Zu ihren Großeltern in Tschetschenien habe sie via WhatsApp Kontakt. Mit ihrem Vater habe sie nie Kontakt gehabt. Warum sie nie Kontakt zu ihrem Vater gehabt habe könne sie nicht sagen. Sie wisse nicht einmal ob ihr Vater noch am Leben sei.

Bezüglich ihrer Flucht könne sie sich nur daran erinnern mit einen Auto gefahren zu sein.

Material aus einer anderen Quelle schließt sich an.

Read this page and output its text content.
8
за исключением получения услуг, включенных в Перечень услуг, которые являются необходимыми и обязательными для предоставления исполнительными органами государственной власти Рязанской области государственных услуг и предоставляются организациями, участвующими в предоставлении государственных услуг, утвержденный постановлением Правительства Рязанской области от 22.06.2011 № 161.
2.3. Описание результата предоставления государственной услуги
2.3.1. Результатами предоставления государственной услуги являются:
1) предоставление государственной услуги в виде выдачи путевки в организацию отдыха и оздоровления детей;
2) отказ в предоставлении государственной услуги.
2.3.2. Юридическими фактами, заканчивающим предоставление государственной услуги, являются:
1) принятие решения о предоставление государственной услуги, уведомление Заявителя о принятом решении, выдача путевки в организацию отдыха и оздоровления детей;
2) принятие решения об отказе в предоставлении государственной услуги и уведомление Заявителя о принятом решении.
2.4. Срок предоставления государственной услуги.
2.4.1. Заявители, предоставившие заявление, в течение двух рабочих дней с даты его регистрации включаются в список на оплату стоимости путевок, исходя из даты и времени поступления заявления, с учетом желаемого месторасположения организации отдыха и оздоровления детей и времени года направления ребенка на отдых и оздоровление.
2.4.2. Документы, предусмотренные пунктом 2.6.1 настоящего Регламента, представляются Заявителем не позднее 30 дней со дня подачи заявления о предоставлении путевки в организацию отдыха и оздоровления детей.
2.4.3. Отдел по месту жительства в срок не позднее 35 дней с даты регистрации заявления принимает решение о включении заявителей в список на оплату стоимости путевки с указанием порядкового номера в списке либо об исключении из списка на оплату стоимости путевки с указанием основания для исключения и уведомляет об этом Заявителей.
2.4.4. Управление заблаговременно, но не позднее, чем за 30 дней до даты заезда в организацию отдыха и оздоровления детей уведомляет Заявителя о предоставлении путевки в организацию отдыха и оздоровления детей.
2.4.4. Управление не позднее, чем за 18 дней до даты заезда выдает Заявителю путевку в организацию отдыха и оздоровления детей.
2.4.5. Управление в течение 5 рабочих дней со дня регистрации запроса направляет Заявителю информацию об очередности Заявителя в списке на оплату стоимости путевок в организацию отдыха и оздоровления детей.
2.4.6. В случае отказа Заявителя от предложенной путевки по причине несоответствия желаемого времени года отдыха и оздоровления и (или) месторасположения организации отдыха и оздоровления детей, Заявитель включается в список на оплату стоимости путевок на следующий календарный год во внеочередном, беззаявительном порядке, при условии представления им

Zu ihrem Privatleben in Österreich befragt, erklärte die BF2, auf Deutsch, sich mit Freundinnen zu treffen und mit diesen spazieren oder essen zu gehen. Auf Nachfrage gab die BF2 an, keine weiteren besonderen sozialen Kontakte zu haben.

In Tschetschenien habe die BF2 in Haus der Großeltern gelebt. Weder die Großeltern noch ihre Mutter habe arbeitet. Alle seien zuhause gewesen. Im Heimatland habe sie auch keine spezifischen gesundheitlichen Probleme gehabt. Erst in Österreich seien ihr die Mandeln und Polypen entfernt worden. Ihre Mutter habe nie mit ihr darüber geredet, warum sie eigentlich auch Tschetschenien geflohen seien.

Danach befragt, ob sie eine Verwandte ihrer Mutter namens XXXX aus der Heimatstadt kenne, erklärte die BF2 sich nicht erinnern zu können. Nach einem Verwandten namens XXXX gefragt, sagte die BF2 sich nicht an ihre Verwandten erinnern zu können, weil sie noch klein gewesen sei.

In das Verfahren wurde das Länderinformationsblatt der Staatendokumentation des BFA zur Russischen Föderation mit Stand 27.03.2020 als auch die Kurzinformation der Staatendokumentation zu Covid-19 in der Russischen Föderation, dem Kaukasus und Iran vom 09.06.2020 eingebracht.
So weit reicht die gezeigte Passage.